子供たちに笑顔を!ATCの救援活動と3.11キャンドルナイト【207号】
2012 年2 月6 日に発生したネグロス島東部の地震被害に対してフィリピンのオルター・トレード社(ATC)が行っている救援活動についてお伝えします。ATC は地震発生の翌週からお米、いわしの缶詰、マスコバド糖などの緊急支援物資を持って被災地を訪問しました。3 月3 日には校舎の損傷が大きく、授業をすることが出来ないホマイホマイ村の学校の仮設校舎となるテントの設営も行いました。
そして、3月11日の被災地訪問は子供たちのために計画されたものでした。犠牲者の冥福と命への感謝のお祈りが奉げられた後、学年ごとに子供たちを集めてゲーム大会が始まり、500 名近い子供たちの歓声や笑い声があちこちから沸き起こりました。
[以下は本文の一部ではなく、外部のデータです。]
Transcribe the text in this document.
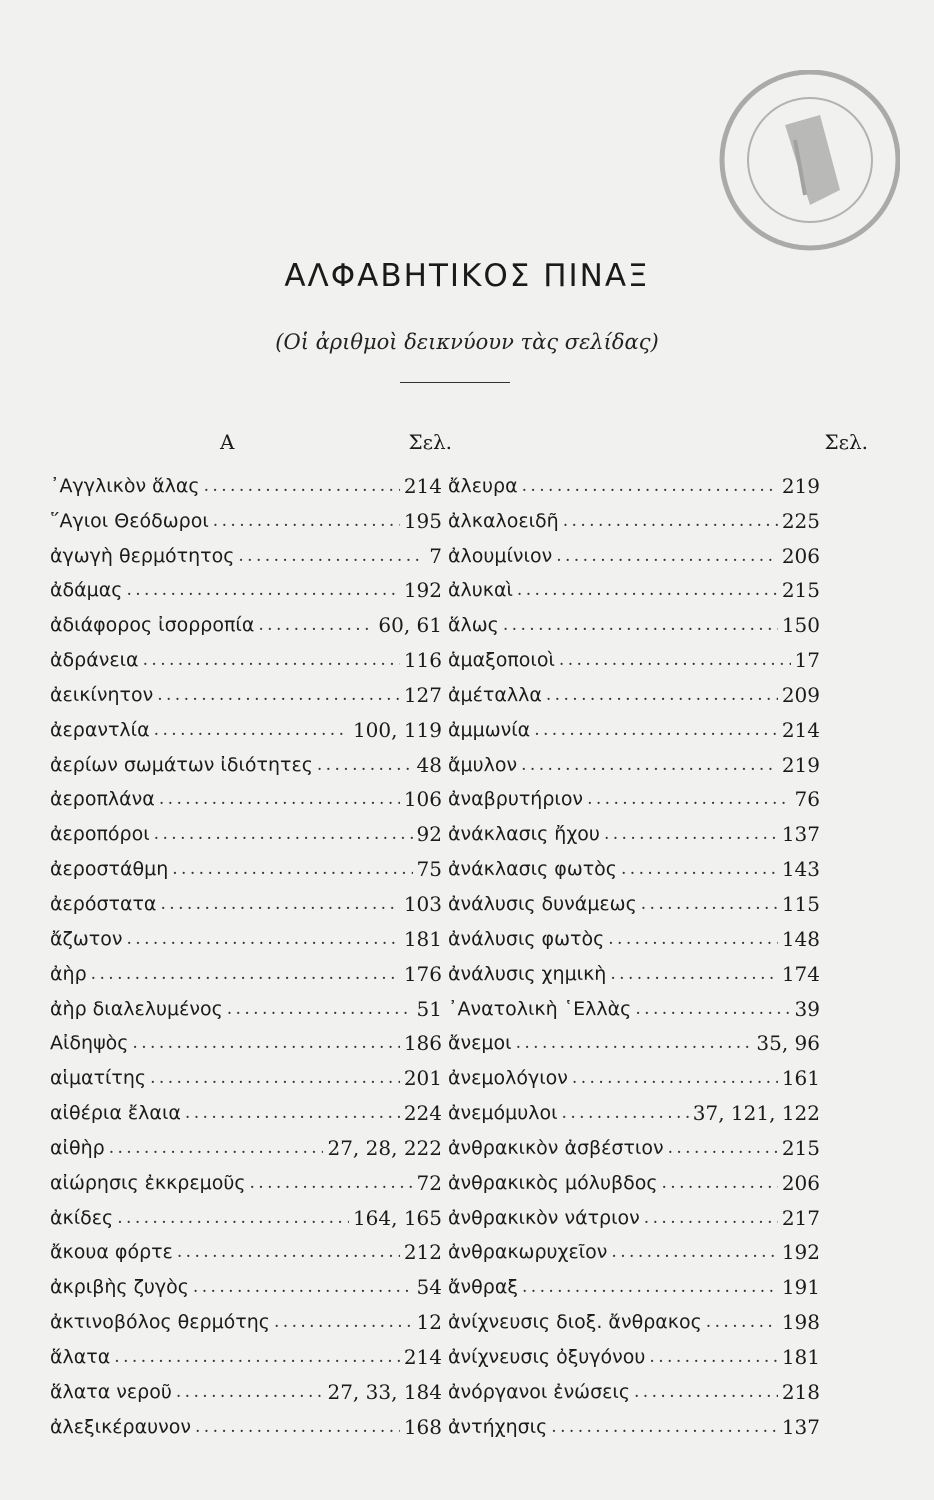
ΑΛΦΑΒΗΤΙΚΟΣ ΠΙΝΑΞ
(Οἱ ἀριθμοὶ δεικνύουν τὰς σελίδας)
Α	Σελ.
᾿Αγγλικὸν ἅλας . . .	214
῞Αγιοι Θεόδωροι . . .	195
ἀγωγὴ θερμότητος . . .	7
ἀδάμας . . .	192
ἀδιάφορος ἰσορροπία . . .	60, 61
ἀδράνεια . . .	116
ἀεικίνητον . . .	127
ἀεραντλία . . .	100, 119
ἀερίων σωμάτων ἰδιότητες . . .	48
ἀεροπλάνα . . .	106
ἀεροπόροι . . .	92
ἀεροστάθμη . . .	75
ἀερόστατα . . .	103
ἄζωτον . . .	181
ἀὴρ . . .	176
ἀὴρ διαλελυμένος . . .	51
Αἰδηψὸς . . .	186
αἱματίτης . . .	201
αἰθέρια ἔλαια . . .	224
αἰθὴρ . . .	27, 28, 222
αἰώρησις ἐκκρεμοῦς . . .	72
ἀκίδες . . .	164, 165
ἄκουα φόρτε . . .	212
ἀκριβὴς ζυγὸς . . .	54
ἀκτινοβόλος θερμότης . . .	12
ἅλατα . . .	214
ἅλατα νεροῦ . . .	27, 33, 184
ἀλεξικέραυνον . . .	168
Σελ.
ἄλευρα . . .	219
ἀλκαλοειδῆ . . .	225
ἀλουμίνιον . . .	206
ἀλυκαὶ . . .	215
ἅλως . . .	150
ἁμαξοποιοὶ . . .	17
ἀμέταλλα . . .	209
ἀμμωνία . . .	214
ἄμυλον . . .	219
ἀναβρυτήριον . . .	76
ἀνάκλασις ἤχου . . .	137
ἀνάκλασις φωτὸς . . .	143
ἀνάλυσις δυνάμεως . . .	115
ἀνάλυσις φωτὸς . . .	148
ἀνάλυσις χημικὴ . . .	174
᾿Ανατολικὴ ῾Ελλὰς . . .	39
ἄνεμοι . . .	35, 96
ἀνεμολόγιον . . .	161
ἀνεμόμυλοι . . .	37, 121, 122
ἀνθρακικὸν ἀσβέστιον . . .	215
ἀνθρακικὸς μόλυβδος . . .	206
ἀνθρακικὸν νάτριον . . .	217
ἀνθρακωρυχεῖον . . .	192
ἄνθραξ . . .	191
ἀνίχνευσις διοξ. ἄνθρακος . . .	198
ἀνίχνευσις ὀξυγόνου . . .	181
ἀνόργανοι ἐνώσεις . . .	218
ἀντήχησις . . .	137
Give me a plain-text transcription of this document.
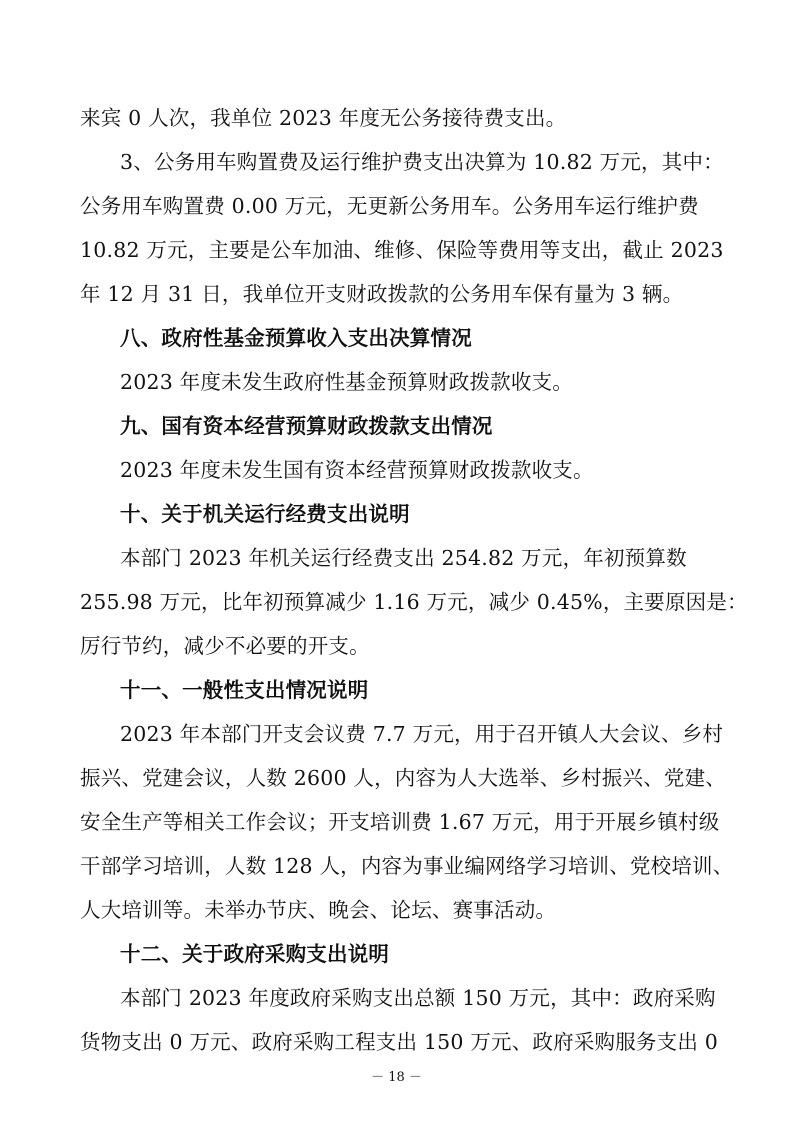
来宾 0 人次，我单位 2023 年度无公务接待费支出。
3、公务用车购置费及运行维护费支出决算为 10.82 万元，其中：
公务用车购置费 0.00 万元，无更新公务用车。公务用车运行维护费
10.82 万元，主要是公车加油、维修、保险等费用等支出，截止 2023
年 12 月 31 日，我单位开支财政拨款的公务用车保有量为 3 辆。
八、政府性基金预算收入支出决算情况
2023 年度未发生政府性基金预算财政拨款收支。
九、国有资本经营预算财政拨款支出情况
2023 年度未发生国有资本经营预算财政拨款收支。
十、关于机关运行经费支出说明
本部门 2023 年机关运行经费支出 254.82 万元，年初预算数
255.98 万元，比年初预算减少 1.16 万元，减少 0.45%，主要原因是：
厉行节约，减少不必要的开支。
十一、一般性支出情况说明
2023 年本部门开支会议费 7.7 万元，用于召开镇人大会议、乡村
振兴、党建会议，人数 2600 人，内容为人大选举、乡村振兴、党建、
安全生产等相关工作会议；开支培训费 1.67 万元，用于开展乡镇村级
干部学习培训，人数 128 人，内容为事业编网络学习培训、党校培训、
人大培训等。未举办节庆、晚会、论坛、赛事活动。
十二、关于政府采购支出说明
本部门 2023 年度政府采购支出总额 150 万元，其中：政府采购
货物支出 0 万元、政府采购工程支出 150 万元、政府采购服务支出 0
－ 18 －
子供たちには文房具や塗り絵などのセットがそれぞれ贈られ、学校にはみんなで遊べるようにバレーボールとネット、卓球台にラケット、サッカーボール、バスケットボールにバスケットリングなどが贈呈されました。
東日本大震災から1 年となったこの日は日没前ではありましたが、キャンドルナイトも企画されました。震災の犠牲となった日本・フィリピン両国の友人たちのためにロウソクの火を灯し、お祈りをささげました。ATJ からも参加し、「日本もフィリピンもこの1 年で大きな地震を経験した。大変な時こそ今まで培ってきた日本とネグロスの架け橋を大切にしよう」と確認しあいました。
2012年2月6日に発生したネグロス東州の地震について【206号】
前回のバナナニュースで台風被害(北ミンダナオ・ネグロス東州)を報告したばかりですが、今回はネグロス東州での地震被害についてお伝えします。
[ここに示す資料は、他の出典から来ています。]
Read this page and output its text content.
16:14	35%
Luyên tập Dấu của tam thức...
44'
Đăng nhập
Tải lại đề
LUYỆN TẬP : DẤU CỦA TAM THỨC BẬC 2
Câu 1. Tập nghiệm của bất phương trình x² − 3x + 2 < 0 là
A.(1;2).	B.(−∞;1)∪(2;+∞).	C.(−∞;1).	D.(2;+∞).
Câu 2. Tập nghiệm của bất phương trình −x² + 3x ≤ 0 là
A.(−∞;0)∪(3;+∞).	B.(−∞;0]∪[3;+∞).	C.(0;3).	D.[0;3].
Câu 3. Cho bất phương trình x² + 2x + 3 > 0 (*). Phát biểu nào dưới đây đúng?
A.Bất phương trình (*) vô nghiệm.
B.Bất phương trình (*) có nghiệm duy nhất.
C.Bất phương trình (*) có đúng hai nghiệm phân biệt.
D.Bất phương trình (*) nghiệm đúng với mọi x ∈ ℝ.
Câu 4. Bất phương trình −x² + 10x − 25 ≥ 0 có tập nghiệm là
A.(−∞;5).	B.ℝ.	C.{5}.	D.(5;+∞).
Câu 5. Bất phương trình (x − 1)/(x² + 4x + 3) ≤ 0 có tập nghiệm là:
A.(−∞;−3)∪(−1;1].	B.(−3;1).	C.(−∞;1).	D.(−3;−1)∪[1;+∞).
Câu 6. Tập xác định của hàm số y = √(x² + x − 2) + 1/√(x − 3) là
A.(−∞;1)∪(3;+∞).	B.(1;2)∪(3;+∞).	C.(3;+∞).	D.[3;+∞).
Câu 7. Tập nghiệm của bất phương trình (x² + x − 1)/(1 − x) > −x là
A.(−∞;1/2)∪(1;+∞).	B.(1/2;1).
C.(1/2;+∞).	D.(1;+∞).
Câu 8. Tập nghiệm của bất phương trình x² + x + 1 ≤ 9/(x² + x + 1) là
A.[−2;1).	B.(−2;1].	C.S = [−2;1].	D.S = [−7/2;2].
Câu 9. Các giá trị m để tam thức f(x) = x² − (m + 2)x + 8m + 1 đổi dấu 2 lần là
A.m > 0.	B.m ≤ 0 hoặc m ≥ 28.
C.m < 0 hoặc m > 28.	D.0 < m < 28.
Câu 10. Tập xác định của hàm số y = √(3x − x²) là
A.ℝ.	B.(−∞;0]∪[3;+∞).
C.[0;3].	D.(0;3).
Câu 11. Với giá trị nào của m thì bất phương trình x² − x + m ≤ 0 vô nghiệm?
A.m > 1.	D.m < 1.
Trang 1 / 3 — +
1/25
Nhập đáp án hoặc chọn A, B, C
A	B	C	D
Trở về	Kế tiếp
2012 年2 月6 日のお昼前、ネグロス東州の北東沖を震源とするマグニチュード6.9 の地震が発生しました。一時は政府から津波警報も発令されたとのことですが、幸いなことに津波の被害はありませんでした。しかしながら、建物の倒壊、道路の亀裂や土砂崩れで大きな被害が出ています。特に、土砂崩れの被害が大きいギフルガン市のプラナス地域は、日本ネグロス・キャンペーン委員会(JCNC、現APLA)時代にネグロス救援復興センター(NRRC)が支援活動を行った場所で、周辺地域も含めてバランゴンバナナの生産地です。
ATC(オルター・トレード社)は翌日にはスタッフを派遣して被災地の視察を行いました。道路のあちこちに亀裂が入り、余震が続く中、家の倒壊を恐れて安全な場所を求めて移動する人やテント生活を送る人などを多く見かけたとのことです。プラナス地域では必死の捜索活動が続いていますが、土砂に埋まり亡くなった方・行方不明の方が多くいます。支援物資もなかなか届かないため、ATC も緊急救援物資を被災地に直接届けました。土砂災害などの被害がない地域でも余震が続いているため、バナナの収穫を見合わせている生産者がいます。ATC としては出荷できる生産者がいるのであればバナナの集荷は続け、なるべく収入につながるようにしたいと考えています。
日本のメディアでは報道が小さくなりましたが、事態が収まったわけではありません。ATJとしても何が出来るのかを検討し、バナナニュース、ATJ のホームページやツイッターでも状況についてフォローをしていく予定です。